Now I want to define a std::string
(not a pointer to it) within a struct. Is there a way to do it automatically right now, or will I still need to manually define a basic_string
struct and go from there? Is there currently a way to associate classes and structs together like so (currently I think classes only act as namespaces?
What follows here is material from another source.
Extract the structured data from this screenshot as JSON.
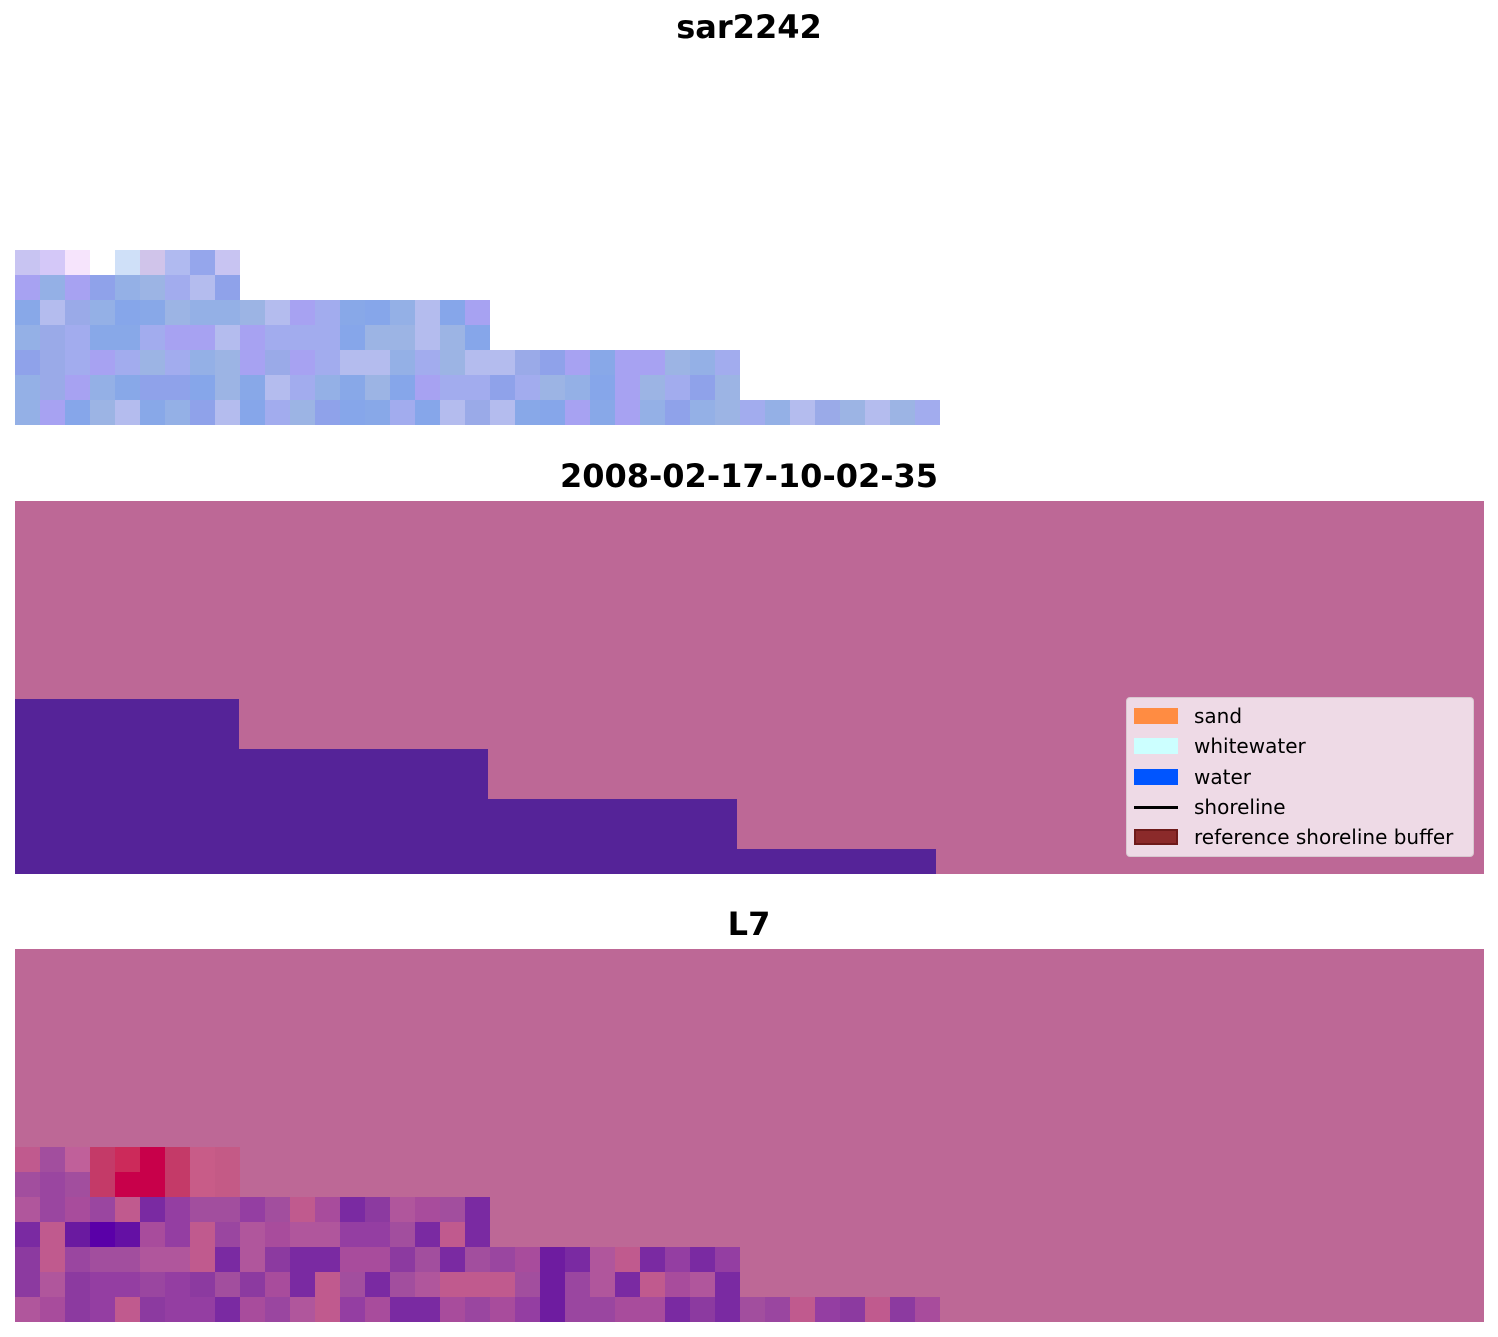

I also tried just simply adding a field with the type basic_string
in my struct, but it complains that basic_string
is just a placeholder struct.
Haven't yet tested how ghidra would handle a std::string
local variable.
EDIT: example code for what I described above:
#include <string>
#include <iostream>
struct Human {
int age;
bool is_male;
std::string name;
public:
Human(int age, bool is_male, const std::string &name) : age(age), is_male(is_male),
name(name) { }
void say_hello() {
std::cout << "Hello, I am a " << (is_male ? "male " : "female ") << age <<
"-year old named " << name << "!" << std::endl;
}
};
int main() {
Human *human = new Human(17, true, "Adam");
human->say_hello();
}
When you putting this into ghidra, and then do auto-fill struct fields, it will recognize the age
and is_male
fields, but not the name
field, as this is an opaque std::string
object.
Up to this point, when I was reversing another (much larger) binary, I simply manually created a new struct:
struct basic_string {
char *ptr;
size_t len;
char buff[0x10]
};
Is there something that ghidra can do this automatically? Also I'm wondering would there be any portability issues if I just always assume the above struct?